“How you loved him!” Agnes heard her say in a low voice.
“Loved him—loved him!” said Claude Westwood. He gave a little laugh as he took a step or two away from the picture. “Loved him! I love him so dearly that”—
Agnes looked with eager eyes across the room. She waited for Clare to say a word of pity for the man whose life had been spared, who had been given time to repent of his dreadful deed, but that word remained unspoken.
For the second time that evening a shiver went through Agnes. Sir Percival watched her as she watched the others across the room. There was a long interval of silence before Claude began to talk to the girl In a low voice, and shortly afterwards went with her through the portière that divided the two drawing-rooms.
“I want Clare to see the picture of Dick and myself taken when he was ten and I was eight—you know it, Agnes,” he said, as he followed Clare. The next minute the sound of his voice and Clare's came from the other room.
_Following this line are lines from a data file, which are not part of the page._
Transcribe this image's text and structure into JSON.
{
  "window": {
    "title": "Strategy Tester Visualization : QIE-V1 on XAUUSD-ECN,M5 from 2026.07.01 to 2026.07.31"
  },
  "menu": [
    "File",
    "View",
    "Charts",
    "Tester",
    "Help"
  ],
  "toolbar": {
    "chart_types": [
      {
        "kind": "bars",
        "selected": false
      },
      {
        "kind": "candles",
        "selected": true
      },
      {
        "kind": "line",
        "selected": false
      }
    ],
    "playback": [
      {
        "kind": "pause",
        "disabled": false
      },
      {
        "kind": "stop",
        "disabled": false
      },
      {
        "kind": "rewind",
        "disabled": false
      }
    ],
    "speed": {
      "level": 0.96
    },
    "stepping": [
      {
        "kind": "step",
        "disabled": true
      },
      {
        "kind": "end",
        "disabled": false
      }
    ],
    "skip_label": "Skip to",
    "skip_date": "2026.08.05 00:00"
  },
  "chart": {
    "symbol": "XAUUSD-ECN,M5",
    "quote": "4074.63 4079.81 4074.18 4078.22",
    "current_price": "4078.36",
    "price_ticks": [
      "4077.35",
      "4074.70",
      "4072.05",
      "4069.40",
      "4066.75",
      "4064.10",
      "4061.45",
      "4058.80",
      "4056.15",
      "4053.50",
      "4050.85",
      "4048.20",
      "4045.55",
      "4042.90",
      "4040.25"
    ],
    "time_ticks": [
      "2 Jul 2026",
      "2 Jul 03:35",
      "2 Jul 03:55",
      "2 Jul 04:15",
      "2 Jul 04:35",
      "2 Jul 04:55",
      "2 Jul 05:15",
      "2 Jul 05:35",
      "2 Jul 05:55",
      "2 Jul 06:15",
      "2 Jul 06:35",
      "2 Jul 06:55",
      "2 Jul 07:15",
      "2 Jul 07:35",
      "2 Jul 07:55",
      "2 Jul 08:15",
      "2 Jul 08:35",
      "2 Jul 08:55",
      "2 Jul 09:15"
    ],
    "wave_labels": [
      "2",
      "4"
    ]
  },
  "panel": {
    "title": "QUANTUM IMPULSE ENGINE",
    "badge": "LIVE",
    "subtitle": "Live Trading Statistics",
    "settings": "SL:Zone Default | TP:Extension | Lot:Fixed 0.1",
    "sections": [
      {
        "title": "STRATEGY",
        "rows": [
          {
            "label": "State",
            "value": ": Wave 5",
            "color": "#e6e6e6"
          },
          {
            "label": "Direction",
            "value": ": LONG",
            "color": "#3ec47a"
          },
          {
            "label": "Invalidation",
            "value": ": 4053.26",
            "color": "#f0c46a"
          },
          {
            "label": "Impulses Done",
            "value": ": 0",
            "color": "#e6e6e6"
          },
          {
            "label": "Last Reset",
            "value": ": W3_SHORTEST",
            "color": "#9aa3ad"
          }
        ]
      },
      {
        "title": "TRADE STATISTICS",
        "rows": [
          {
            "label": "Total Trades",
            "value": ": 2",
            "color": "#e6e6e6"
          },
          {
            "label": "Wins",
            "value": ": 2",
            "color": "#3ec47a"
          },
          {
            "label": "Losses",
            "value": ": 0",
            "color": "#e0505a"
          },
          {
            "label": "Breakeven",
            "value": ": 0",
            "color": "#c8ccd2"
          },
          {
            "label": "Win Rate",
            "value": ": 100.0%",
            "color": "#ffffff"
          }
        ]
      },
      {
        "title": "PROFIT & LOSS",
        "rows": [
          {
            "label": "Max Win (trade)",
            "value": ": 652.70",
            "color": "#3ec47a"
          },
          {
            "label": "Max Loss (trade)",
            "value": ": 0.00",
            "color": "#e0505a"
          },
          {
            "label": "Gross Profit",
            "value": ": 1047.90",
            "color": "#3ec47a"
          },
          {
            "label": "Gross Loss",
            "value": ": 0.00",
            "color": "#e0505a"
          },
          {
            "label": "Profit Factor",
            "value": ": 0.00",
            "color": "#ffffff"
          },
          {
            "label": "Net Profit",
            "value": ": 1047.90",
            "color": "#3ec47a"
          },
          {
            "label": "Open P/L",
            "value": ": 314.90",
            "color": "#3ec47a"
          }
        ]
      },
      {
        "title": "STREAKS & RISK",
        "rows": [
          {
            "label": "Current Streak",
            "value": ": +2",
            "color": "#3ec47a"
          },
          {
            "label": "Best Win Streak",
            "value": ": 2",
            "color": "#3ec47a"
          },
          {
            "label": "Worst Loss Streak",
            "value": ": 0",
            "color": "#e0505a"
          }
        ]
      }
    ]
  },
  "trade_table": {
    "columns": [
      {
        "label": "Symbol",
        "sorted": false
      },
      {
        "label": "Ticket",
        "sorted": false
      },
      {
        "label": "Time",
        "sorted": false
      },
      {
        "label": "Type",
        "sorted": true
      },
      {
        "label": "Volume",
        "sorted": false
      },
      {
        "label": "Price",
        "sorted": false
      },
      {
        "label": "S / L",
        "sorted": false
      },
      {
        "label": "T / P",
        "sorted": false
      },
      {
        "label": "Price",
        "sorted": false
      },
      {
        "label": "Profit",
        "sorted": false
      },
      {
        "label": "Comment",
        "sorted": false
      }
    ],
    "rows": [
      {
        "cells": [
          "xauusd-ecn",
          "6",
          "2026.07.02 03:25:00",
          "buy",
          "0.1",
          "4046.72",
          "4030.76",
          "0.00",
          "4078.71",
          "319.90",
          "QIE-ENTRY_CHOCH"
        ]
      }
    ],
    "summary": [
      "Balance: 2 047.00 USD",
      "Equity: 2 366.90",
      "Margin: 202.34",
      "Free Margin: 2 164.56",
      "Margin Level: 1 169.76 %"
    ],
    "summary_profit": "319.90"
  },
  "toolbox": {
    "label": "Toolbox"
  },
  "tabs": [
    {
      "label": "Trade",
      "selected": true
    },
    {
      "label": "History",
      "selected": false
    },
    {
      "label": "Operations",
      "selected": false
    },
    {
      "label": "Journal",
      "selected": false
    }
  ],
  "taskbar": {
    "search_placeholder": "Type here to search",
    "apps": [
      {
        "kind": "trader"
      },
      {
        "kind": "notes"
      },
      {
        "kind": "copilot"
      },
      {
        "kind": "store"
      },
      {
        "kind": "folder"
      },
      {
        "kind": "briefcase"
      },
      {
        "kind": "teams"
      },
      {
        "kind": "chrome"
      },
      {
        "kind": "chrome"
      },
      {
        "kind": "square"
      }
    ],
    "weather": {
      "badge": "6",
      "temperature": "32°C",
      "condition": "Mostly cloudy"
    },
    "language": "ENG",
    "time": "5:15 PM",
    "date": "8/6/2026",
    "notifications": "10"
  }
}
Sir Percival had been examining the case containing the poisoned arrows which lay on a table; but now he stood before Agnes.
“You have seen it,” he said. “I know that you have seen it as well as I. Is it too late to send her away?”
Agnes started.
“It cannot be possible that you, too, know it,” she said. “Oh no; you cannot have become acquainted with that horrible thing.”
“I must confess that I never suspected it before this evening,” said he. “But what I have seen here has been enough to tell me all that there is to be told.”